Abstract

To assess the performance and generalizability of a convolutional neural network (CNN) model for objective and high-throughput identification of primary angle-closure disease (PACD) as well as PACD stage differentiation on anterior segment swept-source OCT (AS-OCT). Cross-sectional. Patients from 3 different eye centers across China and Singapore were recruited for this study. Eight hundred forty-one eyes from the 2 Chinese centers were divided into 170 control eyes, 488 PACS, and 183 PAC+ PACG eyes. An additional 300 eyes were recruited from Singapore National Eye Center as a testing data set, divided into 100 control eyes, 100 PACS, and 100 PAC+ PACG eyes.

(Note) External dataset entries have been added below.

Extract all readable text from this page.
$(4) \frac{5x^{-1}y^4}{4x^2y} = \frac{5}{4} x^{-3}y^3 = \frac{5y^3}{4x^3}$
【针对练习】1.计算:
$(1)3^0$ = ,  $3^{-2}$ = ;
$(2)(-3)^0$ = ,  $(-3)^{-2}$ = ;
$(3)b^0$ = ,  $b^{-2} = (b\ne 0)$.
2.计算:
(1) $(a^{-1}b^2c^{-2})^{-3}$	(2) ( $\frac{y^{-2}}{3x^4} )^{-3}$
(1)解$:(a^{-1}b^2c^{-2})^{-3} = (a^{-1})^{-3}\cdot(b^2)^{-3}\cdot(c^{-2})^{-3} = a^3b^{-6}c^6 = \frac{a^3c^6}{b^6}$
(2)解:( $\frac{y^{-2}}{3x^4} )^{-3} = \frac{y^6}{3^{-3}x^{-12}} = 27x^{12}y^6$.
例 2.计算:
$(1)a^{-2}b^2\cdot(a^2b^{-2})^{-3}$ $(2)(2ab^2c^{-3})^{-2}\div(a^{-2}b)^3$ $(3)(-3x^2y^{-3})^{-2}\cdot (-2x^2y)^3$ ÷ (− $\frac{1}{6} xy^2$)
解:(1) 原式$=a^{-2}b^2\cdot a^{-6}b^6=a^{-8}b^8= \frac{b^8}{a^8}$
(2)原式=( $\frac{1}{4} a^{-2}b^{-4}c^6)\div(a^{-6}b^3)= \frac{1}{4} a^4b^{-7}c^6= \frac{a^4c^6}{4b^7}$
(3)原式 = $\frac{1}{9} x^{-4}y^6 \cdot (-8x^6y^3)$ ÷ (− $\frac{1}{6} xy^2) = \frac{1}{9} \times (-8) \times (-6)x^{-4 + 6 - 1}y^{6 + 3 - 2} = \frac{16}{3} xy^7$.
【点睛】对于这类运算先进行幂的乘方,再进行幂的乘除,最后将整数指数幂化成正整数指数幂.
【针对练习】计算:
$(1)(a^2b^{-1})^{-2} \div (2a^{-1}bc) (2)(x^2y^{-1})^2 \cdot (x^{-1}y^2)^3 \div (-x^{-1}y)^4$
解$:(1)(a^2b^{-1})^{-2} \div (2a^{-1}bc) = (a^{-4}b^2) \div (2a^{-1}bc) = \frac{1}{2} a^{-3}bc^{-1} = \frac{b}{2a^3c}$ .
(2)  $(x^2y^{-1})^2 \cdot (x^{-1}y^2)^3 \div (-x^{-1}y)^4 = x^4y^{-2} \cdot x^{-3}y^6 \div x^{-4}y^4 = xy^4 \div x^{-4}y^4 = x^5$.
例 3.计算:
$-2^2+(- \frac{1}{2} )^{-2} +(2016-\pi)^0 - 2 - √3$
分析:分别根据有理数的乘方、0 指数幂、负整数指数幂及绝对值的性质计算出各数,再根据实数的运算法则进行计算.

Each participant underwent standardized ophthalmic examination and was classified by the presiding physician as either control, primary angle-closure suspect (PACS), primary angle closure (PAC), or primary angle-closure glaucoma (PACG). Deep Learning model was used to train 3 different CNN classifiers: classifier 1 aimed to separate control versus PACS versus PAC+ PACG; classifier 2 aimed to separate control versus PACD; and classifier 3 aimed to separate PACS versus PAC+ PACG. All classifiers were evaluated on independent validation sets from the same region, China and further tested using data from a different country, Singapore. Area under receiver operator characteristic curve (AUC), precision, and recall. Classifier 1 achieved an AUC of 0.96 on validation set from the same region, but dropped to an AUC of 0.84 on test set from a different country. Classifier 2 achieved the most generalizable performance with an AUCof 0.96 on validation set and AUC of 0.95 on test set. Classifier 3 showed the poorest performance, with an AUC of 0.83 and 0.64 on test and validation data sets, respectively. Convolutional neural network classifiers can effectively distinguish PACD from controls on AS-OCT with good generalizability across different patient cohorts. However, their performance is moderate when trying to distinguish PACS versus PAC+ PACG. The authors have no proprietary or commercial interest in any materials discussed in this article.